A decision by Oxford University to temporarily block access of Google Docs on its campus due to security concerns isn't probably going to sit well with any university students who are Google fans; or with the PR department at Google.
It's not uncommon for universities to be a target for hackers, but, according to Oxford University Computer Services, the university has been fighting phishing-type attacks for the past few years, and they have been seeing an increase of attacks coming through forms created in Google Docs and served up through student and staff email accounts.
This switch in attack vectors is because the university is quick to react to attacks coming from the more traditional avenues by blocking the sites serving up the malware; whereas traffic from Google Docs is considered safe due to the trust we have in Google and that the traffic is encrypted.

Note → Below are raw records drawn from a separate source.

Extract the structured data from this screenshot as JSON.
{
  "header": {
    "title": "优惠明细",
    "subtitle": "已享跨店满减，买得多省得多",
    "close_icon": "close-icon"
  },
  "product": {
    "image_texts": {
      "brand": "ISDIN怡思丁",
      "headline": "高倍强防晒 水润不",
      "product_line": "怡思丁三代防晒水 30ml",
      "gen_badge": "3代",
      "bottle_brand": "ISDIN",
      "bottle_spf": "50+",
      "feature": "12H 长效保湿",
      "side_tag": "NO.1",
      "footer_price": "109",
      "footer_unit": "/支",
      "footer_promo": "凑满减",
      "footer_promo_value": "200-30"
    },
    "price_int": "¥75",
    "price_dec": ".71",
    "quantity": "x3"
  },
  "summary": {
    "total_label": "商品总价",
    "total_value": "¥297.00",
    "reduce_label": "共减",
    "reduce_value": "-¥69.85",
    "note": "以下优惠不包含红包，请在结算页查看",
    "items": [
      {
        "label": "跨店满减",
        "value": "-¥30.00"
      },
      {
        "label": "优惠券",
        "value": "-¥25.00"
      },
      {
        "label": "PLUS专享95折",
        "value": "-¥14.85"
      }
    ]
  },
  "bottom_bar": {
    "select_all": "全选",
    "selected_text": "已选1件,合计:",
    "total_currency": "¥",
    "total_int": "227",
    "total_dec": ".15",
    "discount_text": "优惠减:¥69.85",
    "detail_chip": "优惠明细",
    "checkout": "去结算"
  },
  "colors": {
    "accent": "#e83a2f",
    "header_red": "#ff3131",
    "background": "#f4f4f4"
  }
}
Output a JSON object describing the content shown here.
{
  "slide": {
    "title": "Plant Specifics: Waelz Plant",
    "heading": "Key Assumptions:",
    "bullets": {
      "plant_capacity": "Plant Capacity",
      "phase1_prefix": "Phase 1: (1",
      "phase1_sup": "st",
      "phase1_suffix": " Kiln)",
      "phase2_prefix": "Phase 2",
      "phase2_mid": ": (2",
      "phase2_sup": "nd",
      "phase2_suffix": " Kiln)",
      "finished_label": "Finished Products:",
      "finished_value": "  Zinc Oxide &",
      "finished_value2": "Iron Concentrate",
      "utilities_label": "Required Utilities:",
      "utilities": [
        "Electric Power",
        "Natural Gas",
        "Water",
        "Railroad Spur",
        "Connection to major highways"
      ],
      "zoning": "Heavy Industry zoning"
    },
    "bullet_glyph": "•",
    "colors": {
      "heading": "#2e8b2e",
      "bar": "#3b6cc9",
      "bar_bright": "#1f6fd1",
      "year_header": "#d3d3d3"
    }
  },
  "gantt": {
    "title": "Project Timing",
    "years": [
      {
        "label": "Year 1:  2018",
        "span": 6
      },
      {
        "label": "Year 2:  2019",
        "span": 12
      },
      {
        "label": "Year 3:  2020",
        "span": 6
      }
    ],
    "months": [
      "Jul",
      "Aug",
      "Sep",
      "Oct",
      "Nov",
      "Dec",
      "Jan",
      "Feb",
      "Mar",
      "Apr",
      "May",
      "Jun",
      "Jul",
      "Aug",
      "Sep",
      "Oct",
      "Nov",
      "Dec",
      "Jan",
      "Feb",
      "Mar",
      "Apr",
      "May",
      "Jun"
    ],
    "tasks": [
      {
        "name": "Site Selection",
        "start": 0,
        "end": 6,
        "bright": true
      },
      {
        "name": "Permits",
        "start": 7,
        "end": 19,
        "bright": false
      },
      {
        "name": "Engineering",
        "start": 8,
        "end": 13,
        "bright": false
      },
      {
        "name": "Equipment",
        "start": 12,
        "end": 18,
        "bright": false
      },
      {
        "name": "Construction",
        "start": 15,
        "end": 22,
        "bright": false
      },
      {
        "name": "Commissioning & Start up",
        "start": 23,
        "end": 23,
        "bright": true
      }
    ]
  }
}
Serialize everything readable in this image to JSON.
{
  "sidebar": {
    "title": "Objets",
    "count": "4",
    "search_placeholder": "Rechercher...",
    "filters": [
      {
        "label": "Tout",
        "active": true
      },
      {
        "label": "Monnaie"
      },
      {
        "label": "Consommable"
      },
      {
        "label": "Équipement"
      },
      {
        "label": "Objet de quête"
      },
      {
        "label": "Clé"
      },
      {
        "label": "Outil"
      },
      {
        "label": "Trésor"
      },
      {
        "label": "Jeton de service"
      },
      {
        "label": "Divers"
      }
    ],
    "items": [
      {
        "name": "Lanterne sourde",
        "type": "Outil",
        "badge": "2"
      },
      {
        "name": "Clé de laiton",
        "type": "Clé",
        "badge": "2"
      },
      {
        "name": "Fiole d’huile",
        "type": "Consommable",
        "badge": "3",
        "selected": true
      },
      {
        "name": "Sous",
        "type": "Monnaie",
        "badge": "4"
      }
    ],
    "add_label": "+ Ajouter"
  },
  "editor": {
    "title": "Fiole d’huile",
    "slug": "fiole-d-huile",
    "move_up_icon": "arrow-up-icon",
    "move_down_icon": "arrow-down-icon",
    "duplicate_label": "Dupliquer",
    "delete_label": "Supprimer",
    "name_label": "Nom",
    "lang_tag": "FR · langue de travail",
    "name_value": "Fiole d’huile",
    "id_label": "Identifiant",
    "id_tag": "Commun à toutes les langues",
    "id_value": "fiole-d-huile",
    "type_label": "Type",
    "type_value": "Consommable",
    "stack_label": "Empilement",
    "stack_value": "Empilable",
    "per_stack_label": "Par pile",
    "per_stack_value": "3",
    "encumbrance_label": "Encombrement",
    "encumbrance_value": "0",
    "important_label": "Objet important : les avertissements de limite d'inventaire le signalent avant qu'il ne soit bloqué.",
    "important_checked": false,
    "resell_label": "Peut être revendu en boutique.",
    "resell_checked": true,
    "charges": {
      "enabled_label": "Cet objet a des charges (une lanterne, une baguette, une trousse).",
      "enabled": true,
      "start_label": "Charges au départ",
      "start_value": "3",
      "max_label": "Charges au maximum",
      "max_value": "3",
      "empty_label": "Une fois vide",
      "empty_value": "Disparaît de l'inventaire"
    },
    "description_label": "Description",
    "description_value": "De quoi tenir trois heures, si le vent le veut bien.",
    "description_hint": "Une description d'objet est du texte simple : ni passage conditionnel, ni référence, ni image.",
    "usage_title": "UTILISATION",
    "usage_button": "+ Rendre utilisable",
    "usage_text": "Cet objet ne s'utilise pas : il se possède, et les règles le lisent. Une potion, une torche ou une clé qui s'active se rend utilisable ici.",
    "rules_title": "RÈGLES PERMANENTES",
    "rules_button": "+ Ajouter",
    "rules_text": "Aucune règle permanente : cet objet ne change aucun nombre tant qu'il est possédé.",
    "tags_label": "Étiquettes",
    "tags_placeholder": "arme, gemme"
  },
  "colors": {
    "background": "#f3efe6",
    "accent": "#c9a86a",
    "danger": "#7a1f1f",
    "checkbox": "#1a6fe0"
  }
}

Even any reporting of the suspicious forms using the "Report abuse" link at the bottom of each page doesn't guarantee that any action will be taken due to Google's lackluster response to such reporting.
Now Oxford University has found itself in the position of having to block access to Google Docs because of a big increase in phishing attacks against the university staff and students; an action that could have much wider repercussions as other email services like Gmail, Yahoo, and Outlook could begin rejecting emails from Oxford accounts. This could happen because a proportion of the mail is being marked as spam and thereby affecting the university's "reputation".
Due to the fact that almost all of the recent phishing attacks have used Google Docs URLs, the university's computer IT department decided to simply block the service, albeit only temporarily. However, due to the overwhelming reliance on Google products due to the tight integration of Google Docs, they had to remove the block within hours of it being instituted.
Even so, since the danger to users is still there, the university is investigating alternatives as well as contacting Google to try and pressure them into being a lot more responsive regarding the reported abuses.